合宿は2日目も初日同様のプログラムで進められ、1日が終わった。私は夕食前に部屋に戻ると、1日体験した出来事をパソコンにざっと書き連ねた。この日も朝から度々ユミさんと隣り合わせになる機会があったものの、話しかけてもあまり乗ってこない。なんだか不機嫌そうに見えて、私はユミさんから距離を置こうと決めた。あまりにも馴れ馴れしくしすぎたのだろうか。だが問題ない。そもそもこの北海道遠征は取材のために来ているのだから。私は友だちを作りに来たのでも、恋人を作りに来たのでも、ましてや婚活に来たわけでもない。
私は、恋人のテイさんと別れてからというもの、2年ほど彼女がいなかった。一時はマッチングアプリを勧められて登録したものの、どうも全員サクラに見えてしまい、すぐに使うのを止めた。今は時の流れに身をまかせ、私のことを好いてくれる人との出会いを待とう。そう思いつつも、根っから惚れっぽい私。女性と会話をすると、もれなく好きになってしまう癖がある。そんな自分を戒めなくては。今回も、ユミさんとはたまたま取材先で同席しただけのこと。互いに干渉せず、一期一会を楽しめればそれでいいではないか。
夕食の時間になり部屋を出ると、廊下を歩くユミさんの後ろ姿が見えた。私はその後ろを少し距離を空けてそっと歩いて行く。エレベーターに乗り込んだのを見て、私は立ち止まり、次のエレベーターまで待つことにした。すると、ユミさんがニュっと顔を出した。
「乗ります?」
私は、勢いよく返事をすると、早足でエレベーターに乗り込んだ。お風呂上りらしき上気した顔でスッと立っているユミさん。ツルツルの湯上りたまご肌が、アラフォーという年齢を感じさせない。
「はあ」
1階のボタンを押すと、ユミさんため息をついた。私が何と声をかけたら良いものかと黙っていると、
「なんか、疲れますよね」
と力なく苦笑いをしながらこちらを見た。この合宿に疲れたのだろうか、それとも人生に疲れているのだろうか。もしかして、私が疲れさせていたのだろうか。
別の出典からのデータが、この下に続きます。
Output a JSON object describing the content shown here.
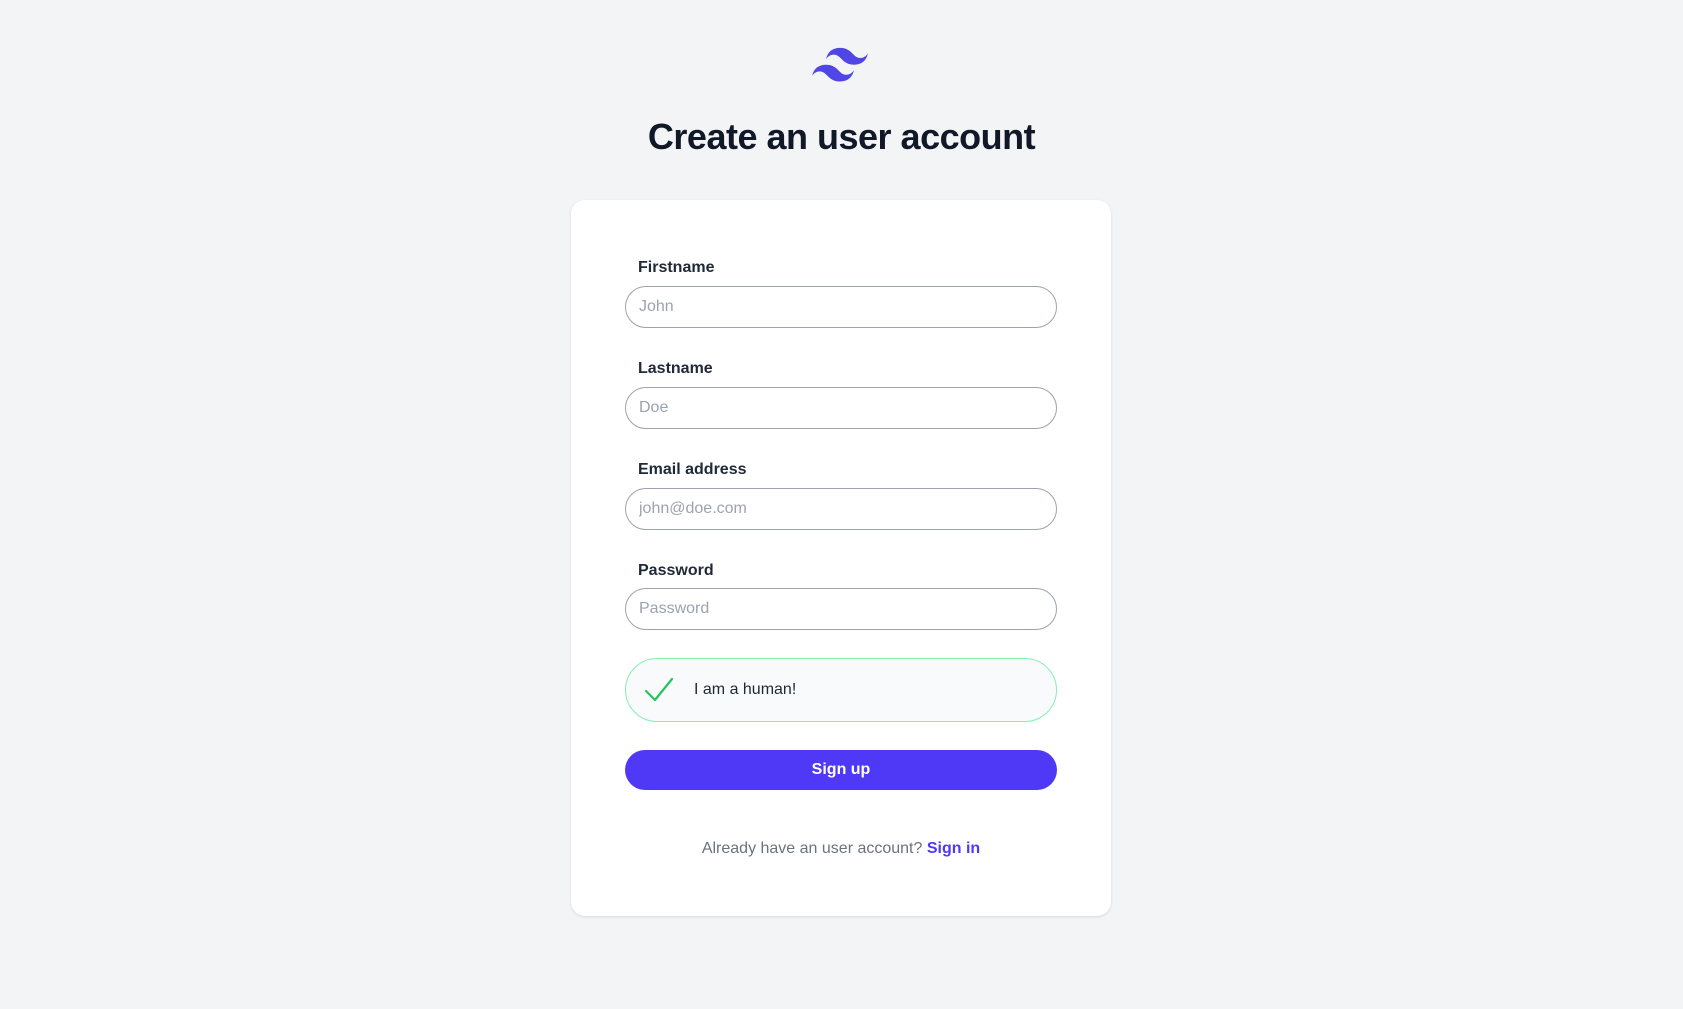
{
  "header": {
    "logo_icon": "tailwind-logo-icon",
    "title": "Create an user account"
  },
  "colors": {
    "accent": "#4f39f6",
    "success": "#22c55e",
    "background": "#f3f4f6",
    "text": "#111827"
  },
  "form": {
    "firstname": {
      "label": "Firstname",
      "placeholder": "John",
      "value": ""
    },
    "lastname": {
      "label": "Lastname",
      "placeholder": "Doe",
      "value": ""
    },
    "email": {
      "label": "Email address",
      "placeholder": "john@doe.com",
      "value": ""
    },
    "password": {
      "label": "Password",
      "placeholder": "Password",
      "value": ""
    },
    "captcha": {
      "icon": "checkmark-icon",
      "label": "I am a human!",
      "checked": true
    },
    "submit_label": "Sign up"
  },
  "footer": {
    "prompt": "Already have an user account?",
    "link_label": "Sign in"
  }
}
いや、そんなことはないはず。馴れ馴れしくしないように、今日はなるべく近づかないようにしていたのだから。1階につくと、スタスタと集合場所に歩いて行くユミさん。食事は急遽外に行くことになったとのことで、近所の居酒屋に10名ほどで行き、ワイワイと賑やかに鍋をつついた。酒が入ったせいか、私も珍しくいろんな人と会話を交わして楽しいときを過ごした。時折ユミさんをチラリと見ると、まわりの話に頷いたりスマホを見たりしながら静かにその場にいるようだった。
「最後の夜です! これからみんなでカラオケに行きましょう!」
突然、新加勢が立ち上がってそう言った。昨夜のカラオケが相当楽しかったようだ。私は正直、ホテルに戻って寝たかった。どうしようかと思案していると、いつの間にか横にきたユミさんが小さな声で囁いた。